Mondrian Killroy (John Hurt), è un professore universitario adorato dagli studenti, che ancora ne ricordano le bizzarre e geniali lezioni, dedicate a smontare, pezzo dopo pezzo, le opere d’arte sopravvalutate.

In particolare, ha assunto nel tempo un valore quasi mitico quella che è stata tramandata col titolo di Lezione Ventuno, dove prende di mira Beethoven, la Nona sinfonia e l’Inno alla gioia. Il film è la ricostruzione di quella lezione, così come l’hanno tramandata gli appunti, i ricordi e la fantasia dei suoi studenti.

Il 7 maggio 1824 si teneva a Vienna la prima esecuzione pubblica della Nona diretta da un ormai sordo ed esacerbato Beethoven, in cerca di quel riconoscimento che sembrava essere scomparso per sempre. Nell’inverno di quello stesso anno venne trovato in un lago ghiacciato nei pressi di Vienna, il cadavere di un violinista morto di assideramento mentre suonava.

La sua mano stringeva con tale forza il manico dello strumento che non fu possibile staccarlo. Il professor Kilroty aveva una studentessa prediletta, Martha. Lei sa dove lui vive e può fargli concludere la lezione ventuno.

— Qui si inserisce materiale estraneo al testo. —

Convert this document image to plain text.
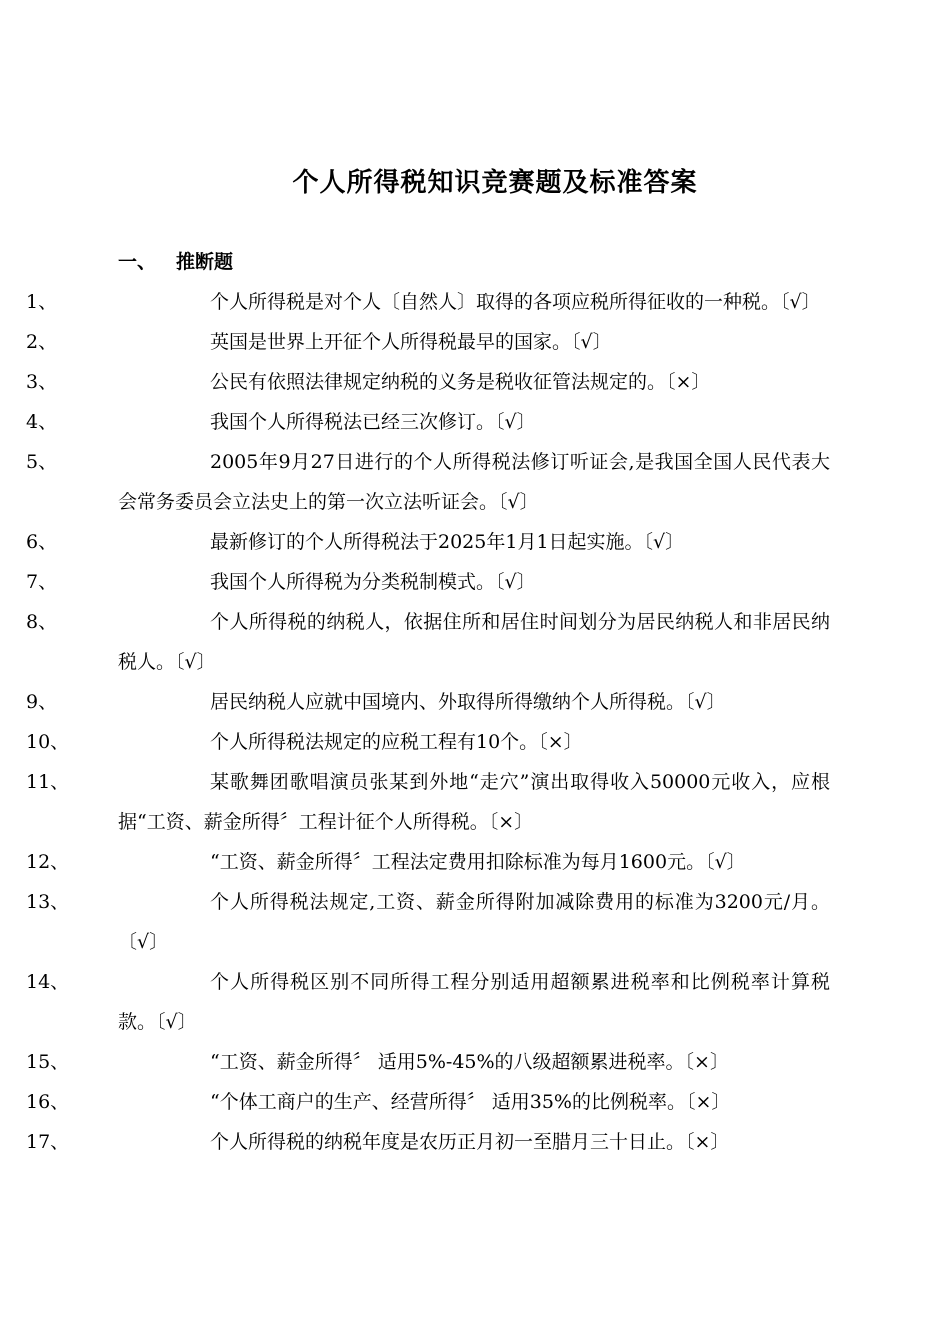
个人所得税知识竞赛题及标准答案
一、 推断题
1、	个人所得税是对个人〔自然人〕取得的各项应税所得征收的一种税。〔√〕
2、	英国是世界上开征个人所得税最早的国家。〔√〕
3、	公民有依照法律规定纳税的义务是税收征管法规定的。〔×〕
4、	我国个人所得税法已经三次修订。〔√〕
5、	2005年9月27日进行的个人所得税法修订听证会,是我国全国人民代表大会常务委员会立法史上的第一次立法听证会。〔√〕
6、	最新修订的个人所得税法于2025年1月1日起实施。〔√〕
7、	我国个人所得税为分类税制模式。〔√〕
8、	个人所得税的纳税人，依据住所和居住时间划分为居民纳税人和非居民纳税人。〔√〕
9、	居民纳税人应就中国境内、外取得所得缴纳个人所得税。〔√〕
10、	个人所得税法规定的应税工程有10个。〔×〕
11、	某歌舞团歌唱演员张某到外地“走穴”演出取得收入50000元收入，应根据“工资、薪金所得〞工程计征个人所得税。〔×〕
12、	“工资、薪金所得〞工程法定费用扣除标准为每月1600元。〔√〕
13、	个人所得税法规定,工资、薪金所得附加减除费用的标准为3200元/月。〔√〕
14、	个人所得税区别不同所得工程分别适用超额累进税率和比例税率计算税款。〔√〕
15、	“工资、薪金所得〞 适用5%-45%的八级超额累进税率。〔×〕
16、	“个体工商户的生产、经营所得〞 适用35%的比例税率。〔×〕
17、	个人所得税的纳税年度是农历正月初一至腊月三十日止。〔×〕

Conosciuto ed apprezzato scrittore contemporaneo, nonché critico musicale, Alessandro Baricco con Lezione Ventuno, esordisce dietro la macchina da presa e confeziona un film dall’alto potenziale artistico, anche se forse un po’ troppo sofisticato nella resa finale.

Se avete amato i suoi libri, non perdetevi questo film: le parole suadenti e ricche di musicalità, si sono trasformate in immagini. Ottimi tutti gli interpreti, da Noah Taylor, Leonor Watling, John Hurt, fino all’ultima delle comparse.

La pellicola inizia e si conclude sul ghiaccio e i meravigliosi paesaggi del Trentino, con delle figure che avanzano a passo di danza, accompagnate dalla musica di Beethoven. La fotografia spettacolare ed i colori scelti fanno apparire ogni singolo fotogramma come un dipinto.

Onirico, multiforme, il linguaggio di Baricco ci trascina da un palco all’altro, in mezzo ad una miriade di personaggi e storie diverse. Come spesso accade, ci sono cose il cui segreto può essere svelato solo attraverso l’emozione, e non con gli occhi della ragione.

Lezione Ventuno piace. I fan non resteranno delusi da questa nuova veste indossata da Baricco. Un’opera prima non banale ed apprezzabile, con tanta musica classica ; una rarità sul grande schermo.